29.02 Mortality Following Pancreatoduodenectomy: The Influence of Fistula Risk

M. T. McMillan1, M. H. Sprys1, J. A. Drebin1, M. K. Lee1, R. E. Roses1, D. L. Fraker1, .. The Pancreatic Fistula Study Group1, C. M. Vollmer1  1University Of Pennsylvania Perelman School Of Medicine,Surgery,Philadelphia, PA, USA

Introduction:  Postoperative pancreatic fistula (POPF) is the most common and morbid complication following pancreatoduodenectomy (PD). The previously validated Fistula Risk Score (FRS) considers the presence of endogenous (gland texture, duct size, pathology) and operative (blood loss) risk factors to predict the occurrence of clinically relevant fistula (CR-POPF; ISGPF Grade B/C). These CR-POPF risk factors may also influence mortality; however, this has not been proven.

Methods:  This multinational study of 4,307 PDs involved 55 pancreatic surgical specialists at 15 high-volume institutions. Patients were stratified for 90-day mortality risk using the FRS (0-10 points) and assigned to one of four risk zones: negligible (0 points), low (1-2), moderate (3-6), or high (7-10). A Cox regression identified predictors for mortality while adjusting for FRS risk, as well as surgeon, institutional, and operative factors.   

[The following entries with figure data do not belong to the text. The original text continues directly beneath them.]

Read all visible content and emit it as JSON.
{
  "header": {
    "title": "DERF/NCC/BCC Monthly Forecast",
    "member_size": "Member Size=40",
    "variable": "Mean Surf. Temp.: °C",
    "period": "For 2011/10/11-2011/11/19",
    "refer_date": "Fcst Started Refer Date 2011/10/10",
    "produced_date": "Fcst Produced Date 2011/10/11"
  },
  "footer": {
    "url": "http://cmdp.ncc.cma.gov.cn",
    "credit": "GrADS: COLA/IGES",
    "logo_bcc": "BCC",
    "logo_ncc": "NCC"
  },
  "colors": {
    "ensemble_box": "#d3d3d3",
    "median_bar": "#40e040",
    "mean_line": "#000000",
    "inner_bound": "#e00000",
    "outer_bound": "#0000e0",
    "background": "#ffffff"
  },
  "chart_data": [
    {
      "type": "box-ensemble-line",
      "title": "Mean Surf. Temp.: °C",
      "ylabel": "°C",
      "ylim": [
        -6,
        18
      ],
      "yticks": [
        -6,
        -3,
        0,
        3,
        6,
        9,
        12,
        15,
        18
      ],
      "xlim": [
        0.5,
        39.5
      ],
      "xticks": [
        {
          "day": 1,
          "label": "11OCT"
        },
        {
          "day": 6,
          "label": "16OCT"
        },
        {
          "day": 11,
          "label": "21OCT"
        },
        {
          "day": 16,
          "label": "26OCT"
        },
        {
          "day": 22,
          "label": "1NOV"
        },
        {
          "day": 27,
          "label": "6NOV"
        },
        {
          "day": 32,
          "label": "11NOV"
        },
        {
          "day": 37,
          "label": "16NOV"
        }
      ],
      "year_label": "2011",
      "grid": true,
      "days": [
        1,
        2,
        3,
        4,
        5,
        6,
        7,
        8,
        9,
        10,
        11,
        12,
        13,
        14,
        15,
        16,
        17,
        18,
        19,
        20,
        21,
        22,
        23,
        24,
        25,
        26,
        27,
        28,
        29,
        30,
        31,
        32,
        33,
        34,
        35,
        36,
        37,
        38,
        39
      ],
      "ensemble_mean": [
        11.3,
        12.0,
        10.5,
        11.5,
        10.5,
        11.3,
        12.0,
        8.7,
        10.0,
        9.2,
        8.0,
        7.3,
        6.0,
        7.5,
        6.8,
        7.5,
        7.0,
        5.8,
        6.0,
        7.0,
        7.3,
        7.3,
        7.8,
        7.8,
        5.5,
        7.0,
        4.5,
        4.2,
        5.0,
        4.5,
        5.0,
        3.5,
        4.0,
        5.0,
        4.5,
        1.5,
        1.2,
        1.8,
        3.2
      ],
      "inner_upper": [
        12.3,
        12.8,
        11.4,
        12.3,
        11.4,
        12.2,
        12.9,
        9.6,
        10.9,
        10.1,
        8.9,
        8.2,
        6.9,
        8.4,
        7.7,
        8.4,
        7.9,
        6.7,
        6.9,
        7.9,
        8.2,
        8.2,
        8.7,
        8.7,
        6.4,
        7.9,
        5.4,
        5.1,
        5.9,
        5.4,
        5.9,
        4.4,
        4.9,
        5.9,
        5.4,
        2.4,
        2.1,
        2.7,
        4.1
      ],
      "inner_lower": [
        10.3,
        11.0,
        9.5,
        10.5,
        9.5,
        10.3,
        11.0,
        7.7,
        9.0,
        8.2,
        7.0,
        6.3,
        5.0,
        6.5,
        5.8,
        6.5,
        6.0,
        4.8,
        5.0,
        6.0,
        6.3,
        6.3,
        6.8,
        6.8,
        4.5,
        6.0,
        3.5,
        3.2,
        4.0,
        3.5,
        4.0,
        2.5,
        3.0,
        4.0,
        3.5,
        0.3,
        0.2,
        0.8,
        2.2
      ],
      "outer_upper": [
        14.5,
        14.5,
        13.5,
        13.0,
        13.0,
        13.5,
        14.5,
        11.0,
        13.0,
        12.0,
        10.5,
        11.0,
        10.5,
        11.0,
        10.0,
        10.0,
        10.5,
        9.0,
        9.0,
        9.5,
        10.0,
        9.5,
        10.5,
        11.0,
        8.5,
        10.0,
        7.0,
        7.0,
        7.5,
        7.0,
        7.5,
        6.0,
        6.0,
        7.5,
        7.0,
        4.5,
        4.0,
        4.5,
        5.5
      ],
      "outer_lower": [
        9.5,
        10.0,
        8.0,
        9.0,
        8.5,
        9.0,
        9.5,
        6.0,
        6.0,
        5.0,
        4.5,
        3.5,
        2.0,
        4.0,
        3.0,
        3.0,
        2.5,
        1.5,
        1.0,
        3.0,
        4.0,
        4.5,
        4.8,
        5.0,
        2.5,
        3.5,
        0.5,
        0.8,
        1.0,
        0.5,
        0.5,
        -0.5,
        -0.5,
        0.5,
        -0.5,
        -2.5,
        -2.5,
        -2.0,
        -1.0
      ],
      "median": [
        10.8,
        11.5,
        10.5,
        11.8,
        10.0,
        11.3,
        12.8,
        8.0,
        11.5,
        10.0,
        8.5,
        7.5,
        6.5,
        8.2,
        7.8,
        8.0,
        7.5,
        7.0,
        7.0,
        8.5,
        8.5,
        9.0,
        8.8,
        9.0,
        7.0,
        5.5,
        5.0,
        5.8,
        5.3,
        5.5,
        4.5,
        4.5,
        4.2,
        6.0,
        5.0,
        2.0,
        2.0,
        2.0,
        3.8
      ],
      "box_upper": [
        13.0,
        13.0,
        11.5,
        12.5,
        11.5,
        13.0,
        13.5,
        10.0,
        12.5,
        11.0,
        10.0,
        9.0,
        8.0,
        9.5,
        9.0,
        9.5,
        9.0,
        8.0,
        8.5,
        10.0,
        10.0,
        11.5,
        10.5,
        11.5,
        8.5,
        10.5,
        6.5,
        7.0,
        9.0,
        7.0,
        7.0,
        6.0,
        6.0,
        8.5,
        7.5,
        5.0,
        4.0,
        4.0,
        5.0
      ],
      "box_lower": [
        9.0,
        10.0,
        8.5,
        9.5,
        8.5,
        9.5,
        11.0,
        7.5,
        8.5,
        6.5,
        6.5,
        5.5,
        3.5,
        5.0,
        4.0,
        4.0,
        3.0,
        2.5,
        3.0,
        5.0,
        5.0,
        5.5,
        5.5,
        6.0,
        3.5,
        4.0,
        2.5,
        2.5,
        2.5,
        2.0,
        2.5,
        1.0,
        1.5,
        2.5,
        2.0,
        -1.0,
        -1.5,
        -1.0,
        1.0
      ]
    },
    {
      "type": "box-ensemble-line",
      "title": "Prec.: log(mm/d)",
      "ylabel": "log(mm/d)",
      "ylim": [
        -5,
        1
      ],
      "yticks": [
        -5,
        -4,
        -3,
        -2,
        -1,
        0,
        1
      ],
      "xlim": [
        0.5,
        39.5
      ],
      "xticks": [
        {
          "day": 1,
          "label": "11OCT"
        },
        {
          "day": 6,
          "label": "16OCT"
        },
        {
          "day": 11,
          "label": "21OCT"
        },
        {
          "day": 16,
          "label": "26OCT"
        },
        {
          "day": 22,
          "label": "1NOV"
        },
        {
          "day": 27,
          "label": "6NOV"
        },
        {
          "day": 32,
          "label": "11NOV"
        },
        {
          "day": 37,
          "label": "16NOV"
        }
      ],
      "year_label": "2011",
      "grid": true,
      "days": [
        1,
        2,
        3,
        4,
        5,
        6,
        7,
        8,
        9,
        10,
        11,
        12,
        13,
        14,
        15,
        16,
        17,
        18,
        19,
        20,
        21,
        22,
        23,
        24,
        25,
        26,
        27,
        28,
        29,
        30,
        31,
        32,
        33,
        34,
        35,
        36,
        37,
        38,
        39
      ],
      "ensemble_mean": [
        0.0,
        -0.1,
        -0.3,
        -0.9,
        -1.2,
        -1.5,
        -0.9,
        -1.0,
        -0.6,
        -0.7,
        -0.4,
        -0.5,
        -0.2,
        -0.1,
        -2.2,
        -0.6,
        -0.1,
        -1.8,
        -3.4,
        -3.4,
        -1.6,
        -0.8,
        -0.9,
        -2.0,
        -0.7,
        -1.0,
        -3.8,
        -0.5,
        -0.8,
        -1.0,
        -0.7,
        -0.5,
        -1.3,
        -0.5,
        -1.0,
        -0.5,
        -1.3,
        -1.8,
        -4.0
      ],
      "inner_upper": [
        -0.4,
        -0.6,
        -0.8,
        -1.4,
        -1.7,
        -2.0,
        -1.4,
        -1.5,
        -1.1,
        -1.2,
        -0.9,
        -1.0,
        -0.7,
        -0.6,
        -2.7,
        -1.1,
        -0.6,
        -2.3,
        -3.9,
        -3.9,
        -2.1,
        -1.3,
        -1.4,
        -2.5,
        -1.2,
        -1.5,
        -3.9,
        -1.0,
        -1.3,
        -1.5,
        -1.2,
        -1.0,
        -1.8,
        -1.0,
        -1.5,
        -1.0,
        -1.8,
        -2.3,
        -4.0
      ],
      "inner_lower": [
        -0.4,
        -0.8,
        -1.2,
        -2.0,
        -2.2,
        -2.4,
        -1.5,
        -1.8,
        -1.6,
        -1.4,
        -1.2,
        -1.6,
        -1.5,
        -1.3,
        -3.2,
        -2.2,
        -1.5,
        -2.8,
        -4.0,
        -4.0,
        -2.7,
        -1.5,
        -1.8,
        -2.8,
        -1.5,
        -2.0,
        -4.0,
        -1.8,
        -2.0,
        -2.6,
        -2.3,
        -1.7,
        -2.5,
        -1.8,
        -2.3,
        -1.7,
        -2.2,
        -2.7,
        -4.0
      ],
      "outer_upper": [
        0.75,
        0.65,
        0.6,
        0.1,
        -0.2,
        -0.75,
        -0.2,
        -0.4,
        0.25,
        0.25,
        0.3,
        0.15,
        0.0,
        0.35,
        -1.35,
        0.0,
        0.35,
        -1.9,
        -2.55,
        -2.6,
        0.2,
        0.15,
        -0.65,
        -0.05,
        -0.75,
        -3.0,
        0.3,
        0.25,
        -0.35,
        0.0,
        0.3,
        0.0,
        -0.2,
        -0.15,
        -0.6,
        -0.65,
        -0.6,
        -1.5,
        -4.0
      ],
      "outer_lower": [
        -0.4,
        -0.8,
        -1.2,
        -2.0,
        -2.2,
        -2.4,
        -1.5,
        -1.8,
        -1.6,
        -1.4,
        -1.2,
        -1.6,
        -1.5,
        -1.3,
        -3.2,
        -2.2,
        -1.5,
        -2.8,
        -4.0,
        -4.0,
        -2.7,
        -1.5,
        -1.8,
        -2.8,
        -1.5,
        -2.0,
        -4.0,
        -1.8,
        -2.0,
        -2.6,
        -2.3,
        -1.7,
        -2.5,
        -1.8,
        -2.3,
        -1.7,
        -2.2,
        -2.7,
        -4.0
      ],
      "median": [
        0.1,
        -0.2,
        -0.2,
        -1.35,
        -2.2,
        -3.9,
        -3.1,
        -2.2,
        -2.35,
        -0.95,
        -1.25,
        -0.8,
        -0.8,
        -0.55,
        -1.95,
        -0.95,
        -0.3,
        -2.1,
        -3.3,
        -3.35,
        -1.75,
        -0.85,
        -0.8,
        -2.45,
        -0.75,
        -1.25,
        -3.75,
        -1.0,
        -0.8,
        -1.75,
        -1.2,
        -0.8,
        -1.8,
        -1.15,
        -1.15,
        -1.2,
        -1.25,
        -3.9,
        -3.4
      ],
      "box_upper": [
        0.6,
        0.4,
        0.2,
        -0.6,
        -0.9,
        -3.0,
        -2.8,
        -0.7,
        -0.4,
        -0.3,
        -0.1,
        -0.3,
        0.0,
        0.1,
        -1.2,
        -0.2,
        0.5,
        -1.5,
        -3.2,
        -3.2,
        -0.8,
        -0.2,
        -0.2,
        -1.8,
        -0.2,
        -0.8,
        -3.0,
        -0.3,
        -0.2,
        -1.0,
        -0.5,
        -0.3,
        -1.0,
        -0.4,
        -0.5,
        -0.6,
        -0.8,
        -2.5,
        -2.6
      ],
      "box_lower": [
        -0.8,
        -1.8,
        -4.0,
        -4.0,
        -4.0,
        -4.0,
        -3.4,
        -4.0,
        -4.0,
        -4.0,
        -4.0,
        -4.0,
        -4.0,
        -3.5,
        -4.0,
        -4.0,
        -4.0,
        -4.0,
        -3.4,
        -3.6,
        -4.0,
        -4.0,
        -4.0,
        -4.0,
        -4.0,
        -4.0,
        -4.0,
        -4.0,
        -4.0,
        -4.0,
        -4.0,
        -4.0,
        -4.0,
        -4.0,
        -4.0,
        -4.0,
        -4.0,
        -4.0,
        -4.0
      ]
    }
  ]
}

Results: The overall mortality rate was 2.1% (N=89), with institutional rates ranging from 1.0 -8.6%. Individual surgeon rates—for those who contributed ≥ 25 cases—ranged from 0 – 11.1%. Clinically relevant fistulas accounted for 36% of the overall mortalities and their presence strongly correlated with higher rates of mortality (6.6 vs. 1.5%; P<0.001). Nearly 70% of deaths occurred in the setting of soft pancreatic parenchyma and intraoperative blood loss > 700 mL was associated with a greater than two-fold increase in mortality risk. The mean Fistula Risk Score was significantly greater in patients who suffered mortality (4.6 vs. 3.7; P<0.001). In fact, patients with high CR-POPF risk (FRS 7-10) had over a fivefold increase in mortality risk compared to patients at negligible risk (P=0.010; Figure). There was no significant difference in mean FRS between fistulous and non-fistulous mortalities (4.6 vs. 4.6; p=0.899); however, the median POD of mortality was two times greater in cases of mortality due to a CR-POPF (28 [IQR: 40] vs. 14 [IQR: 26] days; P=0.010). While surgeon years of experience and career PD volume did not significantly influence overall mortality, institutional PD volume > 75 cases per year correlated with reduced rates (1.9 vs. 4.9%; P=0.006).

Conclusion: Procedure-specific risk influences mortality after pancreatoduodenectomy. Improvements in pancreatic fistula outcomes will likely lead to improved survival following PD.